What is a Reverse Charge Invoice?

All VAT-registered businesses within the EU are obliged by law to charge VAT on their invoices. These invoices establish the supplier’s VAT liability as well as the customer’s entitlement to deductions for the VAT charged. Accurate representation of this part of the transaction is vital to avoid penalties for both parties.

Normally, the supplier collects VAT on their sales and remits it at the end of the tax period. However, when business occurs between two businesses that are based in two different EU countries, a reverse charge applies. In this scenario, the tax liability is reversed and it’s the buyer that records the VAT on the invoice.

Reverse Charge Example

Let’s first take a look at an example where a VAT reverse charge would apply. Suppose a German entrepreneur, ABC Company, has goods in a warehouse in Switzerland that they’d want to supply to XYZ Buyer in Zurich. As reverse charge transactions only apply to VAT registered businesses or legal entities, XYZ Buyer can’t be an individual customer. ABC Company then issues out an invoice that doesn’t include any tax rates and communicates that it’s a reverse charge invoice. As such, ABC will not be liable to pay VAT for this transaction, but XYZ Buyer is.

XYZ Buyer, therefore, only has to pay the net purchase amount to ABC Company. When completing their VAT return, XYZ will then manually calculate the VAT on the reverse charge invoice. This amount is reported as both input and output VAT, meaning it won’t have any effect on ABC and XYZ’s cash flow. However, there are instances where full deductions may not be possible according to partial exemption rules. These unique invoices can sometimes require different structures like in deposit invoices.

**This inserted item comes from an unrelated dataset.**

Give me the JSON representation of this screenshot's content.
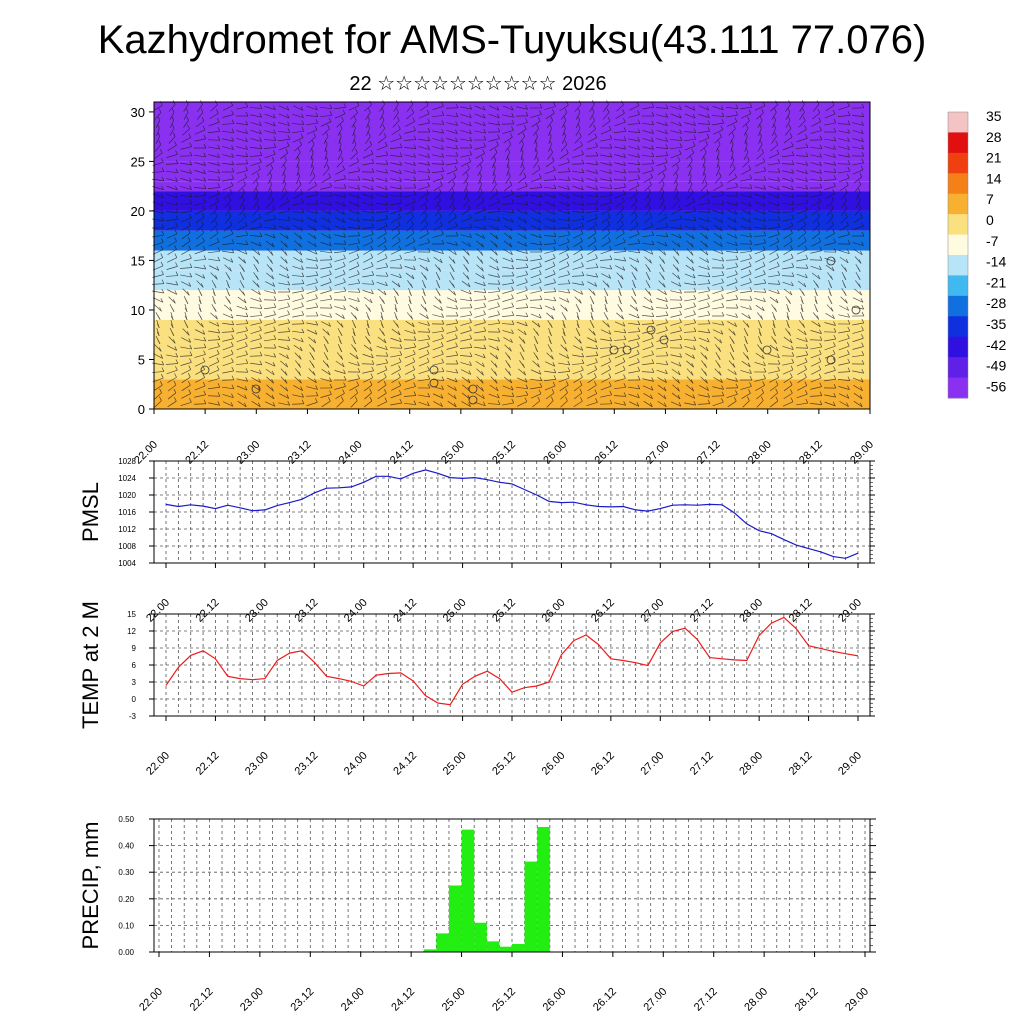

Why Is Reverse Charge Used?

The reverse charge was introduced in the EU to simplify VAT payments, save businesses from cross-border bureaucratic costs, and combat tax fraud. One of the most notorious fraud schemes that reverse charges have been effective in combating is the “missing trader”, where shipments would cross borders without paying VAT. Middlemen would include VAT when they sell the shipped goods, then disappear before the tax is due. The end-buyer would, however, claim a refund from the revenue office in the form of an input tax, thus potentially prejudicing countries of billions.

Reverse Charge Invoice Format

Selling goods or services across borders means that businesses have to create a reverse charge invoice to capture the unique VAT system. So what is a reverse charge invoice? What is it supposed to look like? Well, for a reverse charge invoice to comply with the law there is a set of mandatory information that has to be included on the invoice. If any of the required information is missing, the tax office may reject the invoice and possibly impose penalties as well.

A reverse charge invoice should include the supplier’s business address and VAT identification number. The same information should also be included for the recipient of the goods or services in question. A date of issue, as well as a consecutive invoice number, should also be included on the invoice. The supplier should also add a description of the products or services for which they are sending an invoice. They must also add a reference to the reverse charge procedure by adding a sentence along the lines of, “This invoice is charged without VAT because there is a reverse charge.” This sentence may have slightly different wording, depending on the country from which you are selling. This reverse charge format can follow either a traditional or simplified invoice template.